User-facing ETP ops that mark weights for online learning, and the machinery to register your own primitives.

ETP Operators & Core Types, Custom ETP Primitives

Compiler

Walks the JAX jaxpr, identifies ETP primitives by type, and connects each parameter to the hidden states it influences.

Compiler, Executor & Diagnostics

Executor

Runs the forward pass and computes the hidden→weight / hidden→hidden Jacobians the algorithms consume.

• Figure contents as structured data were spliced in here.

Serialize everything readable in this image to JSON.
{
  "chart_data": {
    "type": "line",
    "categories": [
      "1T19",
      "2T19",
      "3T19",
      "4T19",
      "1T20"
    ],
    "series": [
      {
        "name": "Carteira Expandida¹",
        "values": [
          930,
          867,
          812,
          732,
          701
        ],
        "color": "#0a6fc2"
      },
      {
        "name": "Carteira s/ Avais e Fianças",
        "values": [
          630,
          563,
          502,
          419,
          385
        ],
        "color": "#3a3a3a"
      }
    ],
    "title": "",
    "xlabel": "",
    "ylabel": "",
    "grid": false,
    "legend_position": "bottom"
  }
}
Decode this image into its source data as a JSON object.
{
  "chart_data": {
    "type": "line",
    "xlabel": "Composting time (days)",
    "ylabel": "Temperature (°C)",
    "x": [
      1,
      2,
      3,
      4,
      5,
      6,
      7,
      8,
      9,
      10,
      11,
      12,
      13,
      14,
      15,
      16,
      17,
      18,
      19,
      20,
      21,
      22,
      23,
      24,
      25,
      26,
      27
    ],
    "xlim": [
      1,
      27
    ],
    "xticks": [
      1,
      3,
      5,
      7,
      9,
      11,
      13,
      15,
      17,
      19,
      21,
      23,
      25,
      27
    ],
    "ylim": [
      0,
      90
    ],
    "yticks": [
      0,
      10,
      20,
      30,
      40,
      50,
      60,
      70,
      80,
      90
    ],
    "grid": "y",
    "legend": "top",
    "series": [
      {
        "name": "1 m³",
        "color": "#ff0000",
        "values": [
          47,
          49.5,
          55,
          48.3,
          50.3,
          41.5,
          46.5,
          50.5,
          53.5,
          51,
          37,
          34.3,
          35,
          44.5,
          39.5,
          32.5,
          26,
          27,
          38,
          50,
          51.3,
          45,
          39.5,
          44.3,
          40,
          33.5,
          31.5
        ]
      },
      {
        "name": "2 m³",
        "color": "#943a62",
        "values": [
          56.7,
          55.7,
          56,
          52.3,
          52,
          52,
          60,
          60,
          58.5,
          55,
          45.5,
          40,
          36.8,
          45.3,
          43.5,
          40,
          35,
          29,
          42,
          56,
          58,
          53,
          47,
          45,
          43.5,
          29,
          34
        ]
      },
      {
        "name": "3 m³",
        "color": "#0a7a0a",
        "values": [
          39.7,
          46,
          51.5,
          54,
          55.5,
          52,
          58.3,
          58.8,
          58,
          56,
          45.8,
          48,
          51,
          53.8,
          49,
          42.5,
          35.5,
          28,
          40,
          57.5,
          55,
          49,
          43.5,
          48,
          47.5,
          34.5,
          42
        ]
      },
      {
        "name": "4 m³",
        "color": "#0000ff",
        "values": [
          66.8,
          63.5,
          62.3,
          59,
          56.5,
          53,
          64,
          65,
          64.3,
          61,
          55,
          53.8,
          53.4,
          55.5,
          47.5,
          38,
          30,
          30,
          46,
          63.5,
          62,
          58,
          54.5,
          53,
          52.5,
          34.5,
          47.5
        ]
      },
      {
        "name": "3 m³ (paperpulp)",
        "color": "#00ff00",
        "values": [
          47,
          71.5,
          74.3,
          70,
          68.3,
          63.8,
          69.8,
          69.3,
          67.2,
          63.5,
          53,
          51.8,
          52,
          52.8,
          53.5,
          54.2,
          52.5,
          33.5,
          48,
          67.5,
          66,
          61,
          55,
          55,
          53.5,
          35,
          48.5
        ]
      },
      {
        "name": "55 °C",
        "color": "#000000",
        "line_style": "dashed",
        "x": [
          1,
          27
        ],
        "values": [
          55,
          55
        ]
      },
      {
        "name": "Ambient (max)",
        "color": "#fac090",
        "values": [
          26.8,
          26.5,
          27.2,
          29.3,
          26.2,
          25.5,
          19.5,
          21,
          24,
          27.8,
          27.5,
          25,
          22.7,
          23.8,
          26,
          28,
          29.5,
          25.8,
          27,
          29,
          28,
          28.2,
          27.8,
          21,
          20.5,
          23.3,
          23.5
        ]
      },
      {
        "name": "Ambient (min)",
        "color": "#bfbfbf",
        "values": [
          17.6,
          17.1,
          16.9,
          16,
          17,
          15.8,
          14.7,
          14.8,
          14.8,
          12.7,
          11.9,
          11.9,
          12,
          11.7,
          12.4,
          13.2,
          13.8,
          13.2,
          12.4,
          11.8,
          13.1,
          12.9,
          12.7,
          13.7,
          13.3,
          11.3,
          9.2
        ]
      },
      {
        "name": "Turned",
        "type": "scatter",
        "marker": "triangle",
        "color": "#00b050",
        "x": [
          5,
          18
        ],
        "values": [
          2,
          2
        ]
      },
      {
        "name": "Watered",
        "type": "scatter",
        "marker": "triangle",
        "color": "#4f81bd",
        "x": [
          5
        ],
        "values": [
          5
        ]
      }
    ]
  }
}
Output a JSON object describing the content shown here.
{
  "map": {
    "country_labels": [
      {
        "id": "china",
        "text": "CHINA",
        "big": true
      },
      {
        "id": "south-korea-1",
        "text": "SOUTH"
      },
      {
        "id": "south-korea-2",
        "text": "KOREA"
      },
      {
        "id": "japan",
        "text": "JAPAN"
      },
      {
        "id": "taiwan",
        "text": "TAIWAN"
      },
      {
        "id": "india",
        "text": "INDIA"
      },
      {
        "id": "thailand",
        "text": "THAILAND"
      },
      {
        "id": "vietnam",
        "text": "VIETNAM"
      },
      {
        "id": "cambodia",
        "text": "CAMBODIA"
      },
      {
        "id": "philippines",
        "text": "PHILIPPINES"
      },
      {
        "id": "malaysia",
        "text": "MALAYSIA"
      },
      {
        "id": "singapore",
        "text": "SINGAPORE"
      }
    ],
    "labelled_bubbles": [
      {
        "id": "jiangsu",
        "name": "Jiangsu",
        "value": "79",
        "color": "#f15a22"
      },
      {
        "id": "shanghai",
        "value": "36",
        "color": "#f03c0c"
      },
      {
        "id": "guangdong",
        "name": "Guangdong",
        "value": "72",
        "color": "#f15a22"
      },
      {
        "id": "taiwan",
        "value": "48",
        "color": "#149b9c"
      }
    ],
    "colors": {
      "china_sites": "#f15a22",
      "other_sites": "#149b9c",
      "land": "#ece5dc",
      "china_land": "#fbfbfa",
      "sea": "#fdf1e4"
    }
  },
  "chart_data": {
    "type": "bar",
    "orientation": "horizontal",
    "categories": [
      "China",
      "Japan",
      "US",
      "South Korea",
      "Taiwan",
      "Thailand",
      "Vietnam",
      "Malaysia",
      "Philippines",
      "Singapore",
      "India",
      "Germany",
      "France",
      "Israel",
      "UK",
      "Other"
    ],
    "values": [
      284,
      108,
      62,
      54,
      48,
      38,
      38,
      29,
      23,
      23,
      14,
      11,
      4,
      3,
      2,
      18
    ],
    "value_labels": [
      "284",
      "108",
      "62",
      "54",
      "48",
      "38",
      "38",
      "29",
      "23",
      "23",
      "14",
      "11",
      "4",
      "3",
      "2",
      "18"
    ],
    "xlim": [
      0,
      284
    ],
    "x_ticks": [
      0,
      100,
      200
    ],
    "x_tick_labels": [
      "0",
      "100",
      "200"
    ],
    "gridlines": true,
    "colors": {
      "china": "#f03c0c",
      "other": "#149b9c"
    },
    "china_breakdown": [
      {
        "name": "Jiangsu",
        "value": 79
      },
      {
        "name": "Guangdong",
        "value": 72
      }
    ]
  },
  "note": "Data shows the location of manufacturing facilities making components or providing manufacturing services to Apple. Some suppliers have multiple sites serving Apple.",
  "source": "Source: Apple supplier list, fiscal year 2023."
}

Compiler, Executor & Diagnostics

Algorithms

Online-learning orchestrators: the exact D-RTRL / ES-D-RTRL family and the SNN algorithms (EProp, OSTL, OTPE, OTTT, OSTTP).

Online-Learning Algorithms

Layers

Drop-in brainstate.nn-style layers pre-wired through ETP primitives.

Neural-Network Layers

The fastest way in is the one-call braintrace.compile() entry point, documented in Online-Learning Algorithms.